Guess what? We woke up in the dark and drove for an hour and a half to be somewhere by dawn. This was becoming shattering! Accompanying us this time was Gleison, a local guide in some way connected to the Lodge - in other words he knew the area like the back of his hand! This time we left the lodge at about 4am, and in the same jeeps as yesterday drove the whole way up the track to the Communication Tower at the very end. This is also the site of a small military outpost and so we were watched by soldiers as we ate a quick breakfast and had some much-needed coffee. The birds came thick and fast, the main target of Chestnut-bellied Flowerpiercer seen really well. Rufous Spinetail was here too, as well as Velvet-purple Coronet and Violet-tailed Sylph, both new Hummingbirds. The view from this spot was magnificent, with Cerro Tatama at one stage being almost completely visible, an immense mountain with many waterfalls running down it. A Crab Fox observed proceedings, and was rewarded (as I suspect it is always rewarded) with some fruit.
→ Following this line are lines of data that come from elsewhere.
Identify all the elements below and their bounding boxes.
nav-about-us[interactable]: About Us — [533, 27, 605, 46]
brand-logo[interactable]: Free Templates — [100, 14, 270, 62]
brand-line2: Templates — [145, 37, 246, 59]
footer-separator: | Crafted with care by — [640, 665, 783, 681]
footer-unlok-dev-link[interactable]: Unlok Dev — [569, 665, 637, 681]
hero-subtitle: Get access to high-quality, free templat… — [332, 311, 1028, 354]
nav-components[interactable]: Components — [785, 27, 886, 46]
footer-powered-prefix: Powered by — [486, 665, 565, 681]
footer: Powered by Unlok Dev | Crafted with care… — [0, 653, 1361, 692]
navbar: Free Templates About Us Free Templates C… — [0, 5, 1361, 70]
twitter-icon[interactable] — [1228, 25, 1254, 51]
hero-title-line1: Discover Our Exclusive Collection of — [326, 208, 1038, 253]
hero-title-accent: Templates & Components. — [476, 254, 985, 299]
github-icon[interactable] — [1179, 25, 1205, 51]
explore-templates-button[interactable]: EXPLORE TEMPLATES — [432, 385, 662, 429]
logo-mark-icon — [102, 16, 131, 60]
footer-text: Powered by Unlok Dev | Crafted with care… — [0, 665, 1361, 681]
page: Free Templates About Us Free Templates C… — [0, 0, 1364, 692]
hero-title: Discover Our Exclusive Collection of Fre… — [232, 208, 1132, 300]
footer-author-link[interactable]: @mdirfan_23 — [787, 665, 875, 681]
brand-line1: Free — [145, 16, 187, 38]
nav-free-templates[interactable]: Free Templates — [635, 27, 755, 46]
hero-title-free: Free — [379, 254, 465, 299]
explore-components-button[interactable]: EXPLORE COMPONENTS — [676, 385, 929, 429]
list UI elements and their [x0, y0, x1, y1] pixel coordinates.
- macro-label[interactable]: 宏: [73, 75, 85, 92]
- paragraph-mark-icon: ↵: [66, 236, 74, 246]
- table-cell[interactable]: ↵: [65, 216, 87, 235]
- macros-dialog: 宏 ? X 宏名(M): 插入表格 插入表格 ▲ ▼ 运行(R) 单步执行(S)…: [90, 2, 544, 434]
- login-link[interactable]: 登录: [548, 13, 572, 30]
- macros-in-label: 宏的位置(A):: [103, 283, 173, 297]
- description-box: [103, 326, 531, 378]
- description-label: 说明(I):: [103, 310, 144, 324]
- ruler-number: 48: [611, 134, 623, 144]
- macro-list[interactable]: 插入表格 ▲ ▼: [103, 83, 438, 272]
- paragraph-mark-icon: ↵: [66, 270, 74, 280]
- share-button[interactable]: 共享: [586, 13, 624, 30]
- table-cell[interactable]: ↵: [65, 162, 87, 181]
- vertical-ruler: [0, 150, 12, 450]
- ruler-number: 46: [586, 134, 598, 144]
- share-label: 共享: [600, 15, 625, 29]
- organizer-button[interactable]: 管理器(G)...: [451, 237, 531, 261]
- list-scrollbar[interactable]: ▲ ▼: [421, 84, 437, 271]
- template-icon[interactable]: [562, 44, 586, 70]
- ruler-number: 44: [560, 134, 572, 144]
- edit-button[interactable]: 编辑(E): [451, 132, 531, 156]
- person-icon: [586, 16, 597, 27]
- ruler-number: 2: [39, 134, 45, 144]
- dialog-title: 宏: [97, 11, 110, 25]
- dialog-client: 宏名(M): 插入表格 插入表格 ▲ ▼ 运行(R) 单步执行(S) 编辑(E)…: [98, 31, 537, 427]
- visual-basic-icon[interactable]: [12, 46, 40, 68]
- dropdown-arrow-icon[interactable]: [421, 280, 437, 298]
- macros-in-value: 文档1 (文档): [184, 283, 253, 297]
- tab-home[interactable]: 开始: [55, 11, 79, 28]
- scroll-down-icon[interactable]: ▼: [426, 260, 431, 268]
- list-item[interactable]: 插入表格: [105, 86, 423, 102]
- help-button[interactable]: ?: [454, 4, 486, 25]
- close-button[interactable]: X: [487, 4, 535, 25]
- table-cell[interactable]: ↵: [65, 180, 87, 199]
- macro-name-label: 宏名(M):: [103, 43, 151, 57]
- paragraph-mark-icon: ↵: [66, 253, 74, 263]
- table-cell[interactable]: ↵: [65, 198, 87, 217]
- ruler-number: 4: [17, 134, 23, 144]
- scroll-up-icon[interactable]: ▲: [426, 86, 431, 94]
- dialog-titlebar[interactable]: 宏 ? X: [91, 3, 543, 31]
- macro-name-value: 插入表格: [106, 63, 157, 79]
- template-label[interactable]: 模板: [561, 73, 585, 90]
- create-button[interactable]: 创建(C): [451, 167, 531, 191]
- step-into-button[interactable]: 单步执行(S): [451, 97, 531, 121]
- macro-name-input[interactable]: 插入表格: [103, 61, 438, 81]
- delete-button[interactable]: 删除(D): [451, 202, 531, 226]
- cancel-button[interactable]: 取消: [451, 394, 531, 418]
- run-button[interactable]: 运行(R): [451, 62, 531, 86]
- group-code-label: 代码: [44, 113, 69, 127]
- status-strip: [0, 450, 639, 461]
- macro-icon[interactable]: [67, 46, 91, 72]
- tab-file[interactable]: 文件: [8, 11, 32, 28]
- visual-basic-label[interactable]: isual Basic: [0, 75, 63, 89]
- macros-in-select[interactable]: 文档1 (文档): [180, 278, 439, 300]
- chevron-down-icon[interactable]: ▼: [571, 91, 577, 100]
As the track here was extremely precarious we drove back down the steepest section before we started birding, and quickly started adding to our sightings. It is a little difficult to know what came when, especially as most of it went unphotographed, but highlights included a Narino Tapaculo which we actually saw, a Yellow-breasted Antpitta which we heard and then Gleison persuaded to run/fly across the track, and White-faced Nunbird. Throughout our descent we were kept watered and fed by John and Duber who followed us in the vehicles.
We pinned down Muchique Wren fairly early on, which replaces Grey-breasted Wood-Wren in this area, and at an open area we had sensational views of Gold-ringed Tanager and Chestnut-breasted Chlorophonia, a knock-out bird if ever there was one. A pair of Tanager Finches were also seen rather well, and both Green-and-Black and Orange-breasted Fruiteaters. An unusual sighting was a juvenile Semi-collared Hawk perched out in the open, unconcerned by our presence.
We broke for lunch at one of several shelters constructed along the track. These are apparently new, put up during the hiatus caused by Covid. The lunch stop was the largest, a two storey affair with mid-canopy views. Lunch was hot, and delivered from the Lodge on a moped - a brilliant idea! The rain that had been threatening all morning really kicked in at this point, and so we all at on the platform looking at Hummingbirds and drinking coffee and chocolate until it eased sufficiently that we could continue. The gap did not last long, we got about another hour during which we saw lots of new Flycatchers (Ornate, Flavescent, Golden-bellied) and our first Collared Trogon. We also had some terrific view of Ochre-breasted Antpitta near a small shelter, but as with majority of the birds seen today the photography opportunity simply wasn't there. Our 12th and final Antpitta species of the trip! As the rain hammered down we decided to return to the accomodation, reaching the Lodge by about 4, where we had more coffee and were perfectly content to sit around and watch the multiple Hummingbird (11 species - list here!) and Tanager feeders. Black-headed Brushfinch was seen at the forest edge, and a Black-chested Jay was clearly a regular, feeding from the tables. Before dusk we tried for Crakes and Rails at the pools behind the main building, but could only get Torrent Tyrannulet and a large number of Flame-rumped Tanagers and Rusty-margined Flycatchers.